Measuring Individual Social Capital
We’ve already explored several proxy indicators for measuring the relative social capital of a given community. Can we extend these indicators for communities to individuals? The most intuitive is the cognitive social capital indicator of trust; if you have more relationships with higher levels of trust than I do, you likely have more human capital resources at your disposal. Others, like the structural social capital indicator of membership density, are a little more of a stretch; if you have connections in more organizations than I do, you likely have more human capital resources at your disposal.
Luckily there’s an incredible body of research out there that helps us analyze individual network structures in a more scientific way. In this post, we’re taking inspiration from Leigh Thompson’s management book, Making the Team, as we begin exploring this research with a focus on teams and organizations.

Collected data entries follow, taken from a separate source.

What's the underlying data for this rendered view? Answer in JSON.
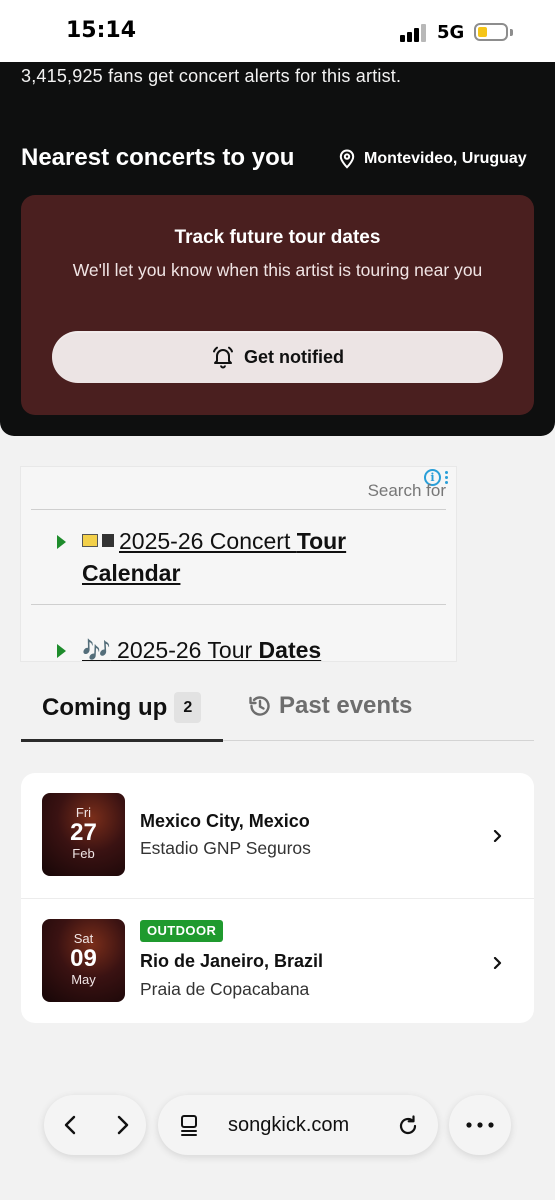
{
  "status_bar": {
    "time": "15:14",
    "network": "5G",
    "battery_level": 0.2
  },
  "artist": {
    "fans_text": "3,415,925 fans get concert alerts for this artist."
  },
  "nearest": {
    "title": "Nearest concerts to you",
    "location": "Montevideo, Uruguay",
    "track_card": {
      "title": "Track future tour dates",
      "subtitle": "We'll let you know when this artist is touring near you",
      "button_label": "Get notified"
    }
  },
  "ad": {
    "search_text": "Search for",
    "info_label": "i",
    "links": [
      {
        "emoji": "🎵",
        "prefix": "2025-26 Concert ",
        "bold": "Tour Calendar"
      },
      {
        "emoji": "🎶",
        "prefix": "2025-26 Tour ",
        "bold": "Dates"
      }
    ]
  },
  "tabs": {
    "coming_up_label": "Coming up",
    "coming_up_count": "2",
    "past_label": "Past events"
  },
  "events": [
    {
      "dow": "Fri",
      "day": "27",
      "month": "Feb",
      "badge": "",
      "city": "Mexico City, Mexico",
      "venue": "Estadio GNP Seguros"
    },
    {
      "dow": "Sat",
      "day": "09",
      "month": "May",
      "badge": "OUTDOOR",
      "city": "Rio de Janeiro, Brazil",
      "venue": "Praia de Copacabana"
    }
  ],
  "browser": {
    "url": "songkick.com"
  },
  "colors": {
    "dark_bg": "#0e0f0f",
    "card_bg": "#4a1f1f",
    "badge_green": "#1f9a2e",
    "ad_arrow": "#1e8c2c"
  }
}
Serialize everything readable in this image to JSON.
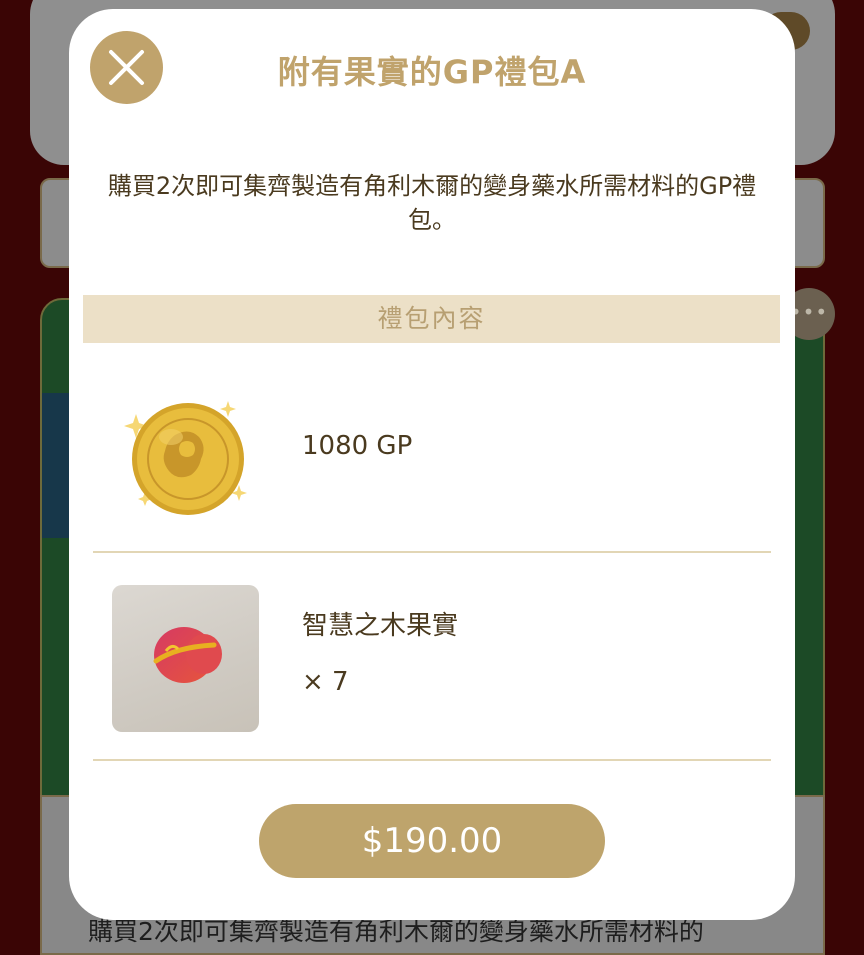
{
  "modal": {
    "title": "附有果實的GP禮包A",
    "description": "購買2次即可集齊製造有角利木爾的變身藥水所需材料的GP禮包。",
    "section_title": "禮包內容",
    "items": [
      {
        "name": "1080 GP",
        "icon": "gp-coin-icon"
      },
      {
        "name": "智慧之木果實",
        "quantity": "× 7",
        "icon": "fruit-icon"
      }
    ],
    "price": "$190.00",
    "close_icon": "close-icon"
  },
  "background": {
    "more_icon": "more-dots-icon",
    "lower_text": "購買2次即可集齊製造有角利木爾的變身藥水所需材料的"
  },
  "colors": {
    "accent": "#c0a36c",
    "section_bg": "#ece0c7",
    "text": "#4a3a1f",
    "backdrop": "#3a0505"
  }
}
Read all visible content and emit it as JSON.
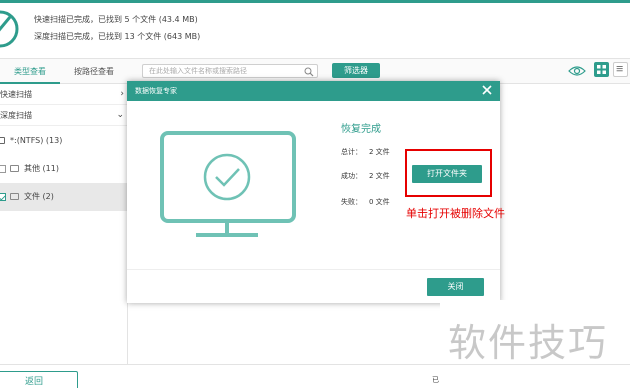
{
  "header": {
    "quick_scan_status": "快速扫描已完成，已找到 5 个文件 (43.4 MB)",
    "deep_scan_status": "深度扫描已完成，已找到 13 个文件 (643 MB)"
  },
  "toolbar": {
    "tab_by_type": "类型查看",
    "tab_by_path": "按路径查看",
    "search_placeholder": "在此处输入文件名称或搜索路径",
    "filter_label": "筛选器"
  },
  "sidebar": {
    "quick_scan": "快速扫描",
    "deep_scan": "深度扫描",
    "tree": [
      {
        "label": "*:(NTFS) (13)"
      },
      {
        "label": "其他 (11)"
      },
      {
        "label": "文件 (2)"
      }
    ]
  },
  "dialog": {
    "title": "数据恢复专家",
    "heading": "恢复完成",
    "total_label": "总计：",
    "total_value": "2 文件",
    "success_label": "成功：",
    "success_value": "2 文件",
    "fail_label": "失败：",
    "fail_value": "0 文件",
    "open_folder_label": "打开文件夹",
    "close_label": "关闭"
  },
  "annotation": {
    "text": "单击打开被删除文件",
    "color": "#e60000"
  },
  "bottom": {
    "back_label": "返回",
    "corner_char": "已"
  },
  "watermark": {
    "text": "软件技巧"
  },
  "colors": {
    "accent": "#2e9c8c"
  },
  "icons": {
    "header_logo": "disabled-circle-icon",
    "search": "search-icon",
    "view": "eye-icon",
    "grid_view": "grid-icon",
    "list_view": "list-icon",
    "dialog_close": "close-icon",
    "monitor": "monitor-check-icon"
  }
}
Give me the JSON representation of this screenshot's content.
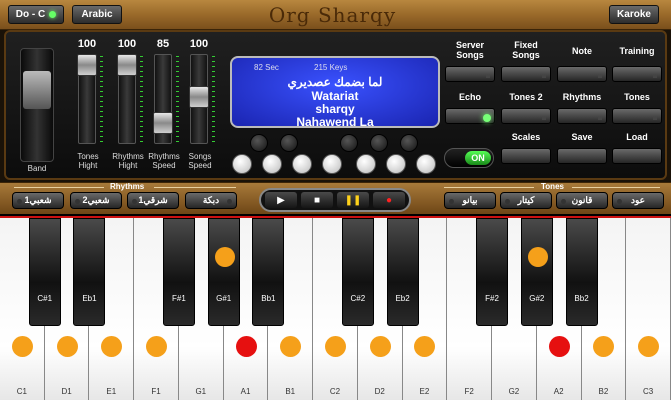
{
  "app": {
    "title": "Org Sharqy",
    "scale_button": "Do - C",
    "language_button": "Arabic",
    "karoke_button": "Karoke"
  },
  "faders": [
    {
      "value": "100",
      "label": "Tones\nHight",
      "level": 1.0
    },
    {
      "value": "100",
      "label": "Rhythms\nHight",
      "level": 1.0
    },
    {
      "value": "85",
      "label": "Rhythms\nSpeed",
      "level": 0.85
    },
    {
      "value": "100",
      "label": "Songs\nSpeed",
      "level": 1.0
    }
  ],
  "band_label": "Band",
  "lcd": {
    "seconds": "82 Sec",
    "keys": "215 Keys",
    "line1": "لما بضمك عصديري",
    "line2": "Watariat",
    "line3": "sharqy",
    "line4": "Nahawend  La"
  },
  "right_buttons": {
    "server_songs": "Server\nSongs",
    "fixed_songs": "Fixed\nSongs",
    "note": "Note",
    "training": "Training",
    "echo": "Echo",
    "tones2": "Tones 2",
    "rhythms": "Rhythms",
    "tones": "Tones",
    "scales": "Scales",
    "save": "Save",
    "load": "Load",
    "on_label": "ON"
  },
  "rhythms_group": {
    "label": "Rhythms",
    "buttons": [
      "شعبي1",
      "شعبي2",
      "شرقي1",
      "دبكة"
    ]
  },
  "tones_group": {
    "label": "Tones",
    "buttons": [
      "بيانو",
      "كيتار",
      "قانون",
      "عود"
    ]
  },
  "keyboard": {
    "white_keys": [
      {
        "label": "C1",
        "dot": "orange"
      },
      {
        "label": "D1",
        "dot": "orange"
      },
      {
        "label": "E1",
        "dot": "orange"
      },
      {
        "label": "F1",
        "dot": "orange"
      },
      {
        "label": "G1",
        "dot": "none"
      },
      {
        "label": "A1",
        "dot": "red"
      },
      {
        "label": "B1",
        "dot": "orange"
      },
      {
        "label": "C2",
        "dot": "orange"
      },
      {
        "label": "D2",
        "dot": "orange"
      },
      {
        "label": "E2",
        "dot": "orange"
      },
      {
        "label": "F2",
        "dot": "none"
      },
      {
        "label": "G2",
        "dot": "none"
      },
      {
        "label": "A2",
        "dot": "red"
      },
      {
        "label": "B2",
        "dot": "orange"
      },
      {
        "label": "C3",
        "dot": "orange"
      }
    ],
    "black_keys": [
      {
        "label": "C#1",
        "dot": false
      },
      {
        "label": "Eb1",
        "dot": false
      },
      {
        "label": "F#1",
        "dot": false
      },
      {
        "label": "G#1",
        "dot": true
      },
      {
        "label": "Bb1",
        "dot": false
      },
      {
        "label": "C#2",
        "dot": false
      },
      {
        "label": "Eb2",
        "dot": false
      },
      {
        "label": "F#2",
        "dot": false
      },
      {
        "label": "G#2",
        "dot": true
      },
      {
        "label": "Bb2",
        "dot": false
      }
    ]
  },
  "colors": {
    "lcd": "#2a3ee0",
    "dot_orange": "#f5a01a",
    "dot_red": "#e61010",
    "on_green": "#3ccf3c"
  }
}
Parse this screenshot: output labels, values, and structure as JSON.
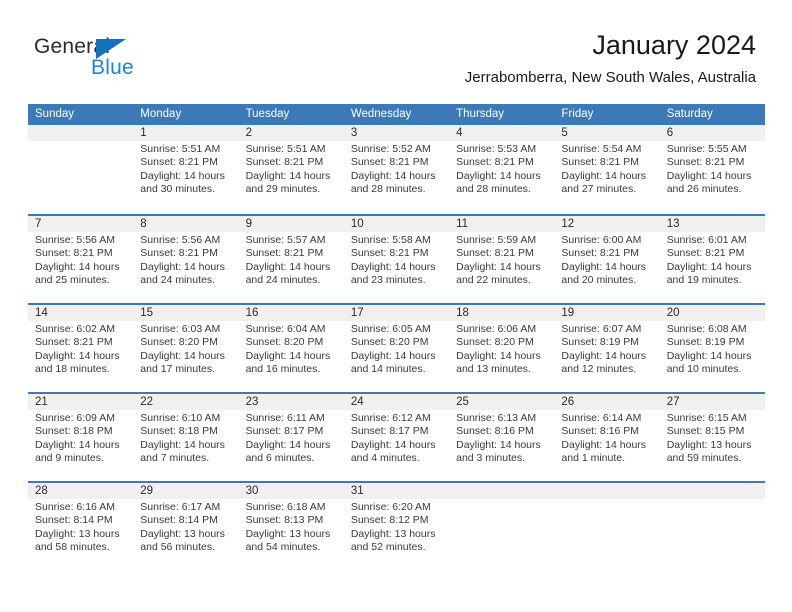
{
  "brand": {
    "name_part1": "General",
    "name_part2": "Blue",
    "color_dark": "#2b2b2b",
    "color_blue": "#1e84d6",
    "triangle_color": "#1271c0"
  },
  "header": {
    "title": "January 2024",
    "subtitle": "Jerrabomberra, New South Wales, Australia"
  },
  "theme": {
    "header_blue": "#3b79b8",
    "number_band_gray": "#f0f0f0",
    "text_color": "#3a3a3a"
  },
  "weekday_headers": [
    "Sunday",
    "Monday",
    "Tuesday",
    "Wednesday",
    "Thursday",
    "Friday",
    "Saturday"
  ],
  "weeks": [
    {
      "days": [
        {
          "number": "",
          "sunrise": "",
          "sunset": "",
          "daylight_line1": "",
          "daylight_line2": ""
        },
        {
          "number": "1",
          "sunrise": "Sunrise: 5:51 AM",
          "sunset": "Sunset: 8:21 PM",
          "daylight_line1": "Daylight: 14 hours",
          "daylight_line2": "and 30 minutes."
        },
        {
          "number": "2",
          "sunrise": "Sunrise: 5:51 AM",
          "sunset": "Sunset: 8:21 PM",
          "daylight_line1": "Daylight: 14 hours",
          "daylight_line2": "and 29 minutes."
        },
        {
          "number": "3",
          "sunrise": "Sunrise: 5:52 AM",
          "sunset": "Sunset: 8:21 PM",
          "daylight_line1": "Daylight: 14 hours",
          "daylight_line2": "and 28 minutes."
        },
        {
          "number": "4",
          "sunrise": "Sunrise: 5:53 AM",
          "sunset": "Sunset: 8:21 PM",
          "daylight_line1": "Daylight: 14 hours",
          "daylight_line2": "and 28 minutes."
        },
        {
          "number": "5",
          "sunrise": "Sunrise: 5:54 AM",
          "sunset": "Sunset: 8:21 PM",
          "daylight_line1": "Daylight: 14 hours",
          "daylight_line2": "and 27 minutes."
        },
        {
          "number": "6",
          "sunrise": "Sunrise: 5:55 AM",
          "sunset": "Sunset: 8:21 PM",
          "daylight_line1": "Daylight: 14 hours",
          "daylight_line2": "and 26 minutes."
        }
      ]
    },
    {
      "days": [
        {
          "number": "7",
          "sunrise": "Sunrise: 5:56 AM",
          "sunset": "Sunset: 8:21 PM",
          "daylight_line1": "Daylight: 14 hours",
          "daylight_line2": "and 25 minutes."
        },
        {
          "number": "8",
          "sunrise": "Sunrise: 5:56 AM",
          "sunset": "Sunset: 8:21 PM",
          "daylight_line1": "Daylight: 14 hours",
          "daylight_line2": "and 24 minutes."
        },
        {
          "number": "9",
          "sunrise": "Sunrise: 5:57 AM",
          "sunset": "Sunset: 8:21 PM",
          "daylight_line1": "Daylight: 14 hours",
          "daylight_line2": "and 24 minutes."
        },
        {
          "number": "10",
          "sunrise": "Sunrise: 5:58 AM",
          "sunset": "Sunset: 8:21 PM",
          "daylight_line1": "Daylight: 14 hours",
          "daylight_line2": "and 23 minutes."
        },
        {
          "number": "11",
          "sunrise": "Sunrise: 5:59 AM",
          "sunset": "Sunset: 8:21 PM",
          "daylight_line1": "Daylight: 14 hours",
          "daylight_line2": "and 22 minutes."
        },
        {
          "number": "12",
          "sunrise": "Sunrise: 6:00 AM",
          "sunset": "Sunset: 8:21 PM",
          "daylight_line1": "Daylight: 14 hours",
          "daylight_line2": "and 20 minutes."
        },
        {
          "number": "13",
          "sunrise": "Sunrise: 6:01 AM",
          "sunset": "Sunset: 8:21 PM",
          "daylight_line1": "Daylight: 14 hours",
          "daylight_line2": "and 19 minutes."
        }
      ]
    },
    {
      "days": [
        {
          "number": "14",
          "sunrise": "Sunrise: 6:02 AM",
          "sunset": "Sunset: 8:21 PM",
          "daylight_line1": "Daylight: 14 hours",
          "daylight_line2": "and 18 minutes."
        },
        {
          "number": "15",
          "sunrise": "Sunrise: 6:03 AM",
          "sunset": "Sunset: 8:20 PM",
          "daylight_line1": "Daylight: 14 hours",
          "daylight_line2": "and 17 minutes."
        },
        {
          "number": "16",
          "sunrise": "Sunrise: 6:04 AM",
          "sunset": "Sunset: 8:20 PM",
          "daylight_line1": "Daylight: 14 hours",
          "daylight_line2": "and 16 minutes."
        },
        {
          "number": "17",
          "sunrise": "Sunrise: 6:05 AM",
          "sunset": "Sunset: 8:20 PM",
          "daylight_line1": "Daylight: 14 hours",
          "daylight_line2": "and 14 minutes."
        },
        {
          "number": "18",
          "sunrise": "Sunrise: 6:06 AM",
          "sunset": "Sunset: 8:20 PM",
          "daylight_line1": "Daylight: 14 hours",
          "daylight_line2": "and 13 minutes."
        },
        {
          "number": "19",
          "sunrise": "Sunrise: 6:07 AM",
          "sunset": "Sunset: 8:19 PM",
          "daylight_line1": "Daylight: 14 hours",
          "daylight_line2": "and 12 minutes."
        },
        {
          "number": "20",
          "sunrise": "Sunrise: 6:08 AM",
          "sunset": "Sunset: 8:19 PM",
          "daylight_line1": "Daylight: 14 hours",
          "daylight_line2": "and 10 minutes."
        }
      ]
    },
    {
      "days": [
        {
          "number": "21",
          "sunrise": "Sunrise: 6:09 AM",
          "sunset": "Sunset: 8:18 PM",
          "daylight_line1": "Daylight: 14 hours",
          "daylight_line2": "and 9 minutes."
        },
        {
          "number": "22",
          "sunrise": "Sunrise: 6:10 AM",
          "sunset": "Sunset: 8:18 PM",
          "daylight_line1": "Daylight: 14 hours",
          "daylight_line2": "and 7 minutes."
        },
        {
          "number": "23",
          "sunrise": "Sunrise: 6:11 AM",
          "sunset": "Sunset: 8:17 PM",
          "daylight_line1": "Daylight: 14 hours",
          "daylight_line2": "and 6 minutes."
        },
        {
          "number": "24",
          "sunrise": "Sunrise: 6:12 AM",
          "sunset": "Sunset: 8:17 PM",
          "daylight_line1": "Daylight: 14 hours",
          "daylight_line2": "and 4 minutes."
        },
        {
          "number": "25",
          "sunrise": "Sunrise: 6:13 AM",
          "sunset": "Sunset: 8:16 PM",
          "daylight_line1": "Daylight: 14 hours",
          "daylight_line2": "and 3 minutes."
        },
        {
          "number": "26",
          "sunrise": "Sunrise: 6:14 AM",
          "sunset": "Sunset: 8:16 PM",
          "daylight_line1": "Daylight: 14 hours",
          "daylight_line2": "and 1 minute."
        },
        {
          "number": "27",
          "sunrise": "Sunrise: 6:15 AM",
          "sunset": "Sunset: 8:15 PM",
          "daylight_line1": "Daylight: 13 hours",
          "daylight_line2": "and 59 minutes."
        }
      ]
    },
    {
      "days": [
        {
          "number": "28",
          "sunrise": "Sunrise: 6:16 AM",
          "sunset": "Sunset: 8:14 PM",
          "daylight_line1": "Daylight: 13 hours",
          "daylight_line2": "and 58 minutes."
        },
        {
          "number": "29",
          "sunrise": "Sunrise: 6:17 AM",
          "sunset": "Sunset: 8:14 PM",
          "daylight_line1": "Daylight: 13 hours",
          "daylight_line2": "and 56 minutes."
        },
        {
          "number": "30",
          "sunrise": "Sunrise: 6:18 AM",
          "sunset": "Sunset: 8:13 PM",
          "daylight_line1": "Daylight: 13 hours",
          "daylight_line2": "and 54 minutes."
        },
        {
          "number": "31",
          "sunrise": "Sunrise: 6:20 AM",
          "sunset": "Sunset: 8:12 PM",
          "daylight_line1": "Daylight: 13 hours",
          "daylight_line2": "and 52 minutes."
        },
        {
          "number": "",
          "sunrise": "",
          "sunset": "",
          "daylight_line1": "",
          "daylight_line2": ""
        },
        {
          "number": "",
          "sunrise": "",
          "sunset": "",
          "daylight_line1": "",
          "daylight_line2": ""
        },
        {
          "number": "",
          "sunrise": "",
          "sunset": "",
          "daylight_line1": "",
          "daylight_line2": ""
        }
      ]
    }
  ]
}
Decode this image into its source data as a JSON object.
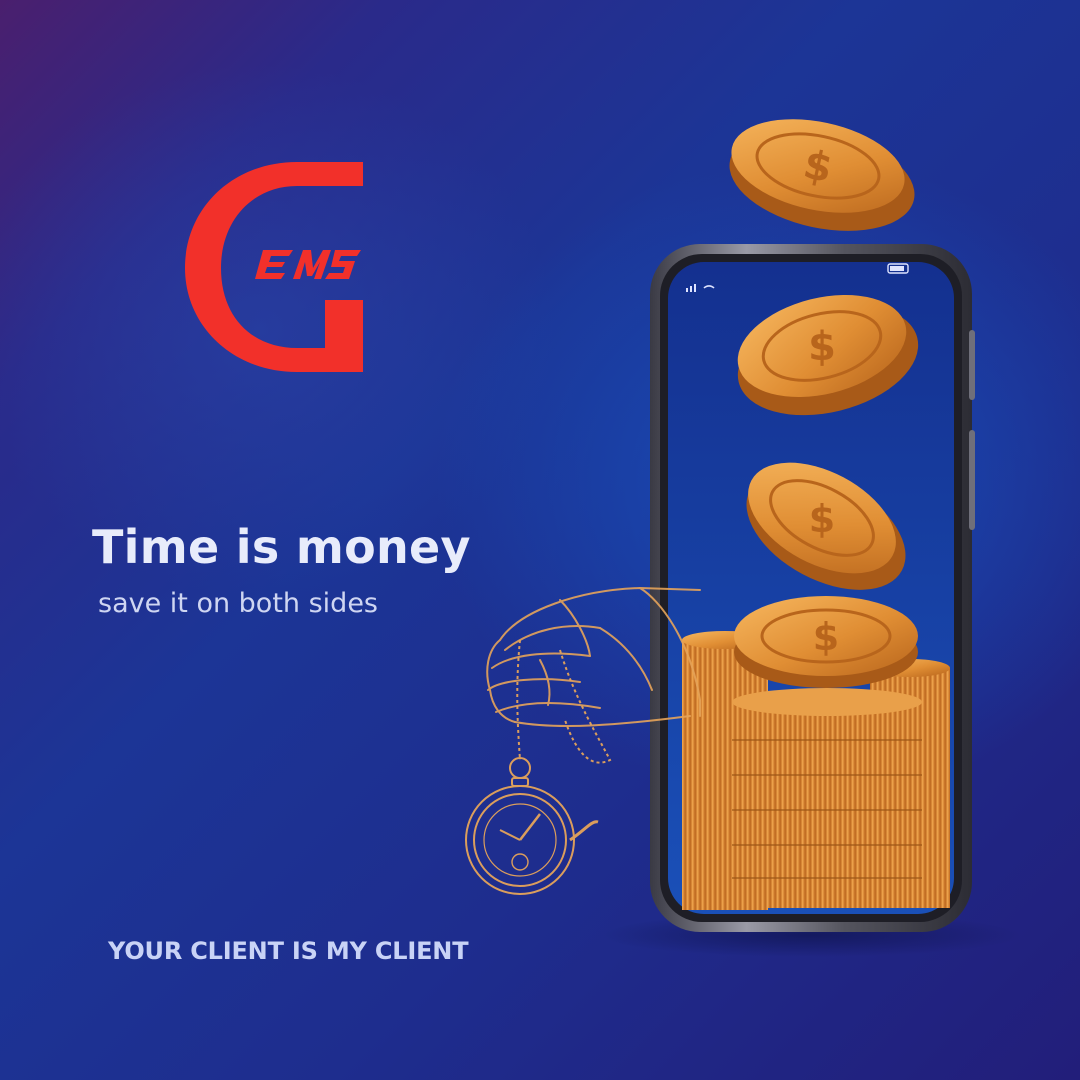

We’ll introduce the concept of structural holes, discuss how individuals can maximize their social capital by bridging structural holes with their networks, and reveal why individuals who do this have a competitive advantage in organizations.
How Structural Holes Can Sink the Ship
Information sharing across teams is a common challenge in organizations. For example, we have all seen situations where two teams build two different processes to solve the same problem, only to find out after the fact that their efforts were duplicated. Structural holes, or gaps between social contacts in an organization, are one factor that contributes to these information sharing mishaps and inefficiencies.
It only takes one person to bridge a structural hole. Let’s take an international organization with offices in London and Paris. If someone on the London finance team has a connection on the Paris finance team, it’s likely that those team members would be aware of projects and ideas happening in the other office and communicate that knowledge to each other and their teams as projects progress.
Thompson sums up the organizational impact of bridging structural holes in her book:
“Bridging structural holes is critical for maximizing diversity of ideas and setting the stage for creative thinking, not to mention avoiding duplication of effort and speeding along organizational innovations to relevant units.”
The Boundary Spanner Role
In Making the Team, Thompson dubs team members who bridge structural holes with other teams “boundary spanners.” She defines this role as follows:
“The boundary spanner acts as a bridge between units or people in an organization who would not otherwise interact. Boundary spanners are exposed to more ideas than members who do not interact with other groups. Indeed, boundary spanners who spend time with different groups exhibit greater integrative complexity in their thinking (a form of creativity) than people who don’t engage in boundary spanning.”
Within many teams, there’s an implicit knowledge of who the boundary spanners are. They’re the ones who seem to know everyone, the ones who have unique insights on what’s going on in other teams, or the ones who seem to get stuff done without necessarily having the title to match it. The diversity of their connections within the company makes them brokers for information beyond the redundant knowledge that often echoes within a team’s walls. It makes sense that boundary spanners are important for an organization’s success, and Thompson backs this up with a study of 64 teams, which revealed that boundary-spanning activities (among other external roles) were positively related to team performance. The idea of giving a formal name to boundary spanners is appealing because their information is only valuable if they are empowered to share it with their team.
What’s in It for the Boundary Spanner?
Boundary spanners have what’s called an entrepreneur network, or a network with contacts in disparate groups. Entrepreneur networks stand in contrast to clique networks, which are self-contained networks of like-minded people, or echo chambers. Entrepreneur networks typically span several of what would otherwise have been structural holes in an organization. Boundary spanners with entrepreneur networks typically experience more success because they naturally have access to more information and know about more opportunities. In Making the Team, Thompson cites a study of more than 3,000 senior managers in a technology company with more than 100,000 employees. The study analyzed the managers’ networks to infer relative amounts of social capital and found that the managers promoted earlier had more social capital.
This research brings us full circle to the discussion of measuring individual social capital. The structure of your network has important implications for your social capital, and structural holes are one aspect of network structure that matters. Are you a boundary spanner? Does your team have at least one person acting in this role? If you’re not sure, looking for structural holes is a great starting point.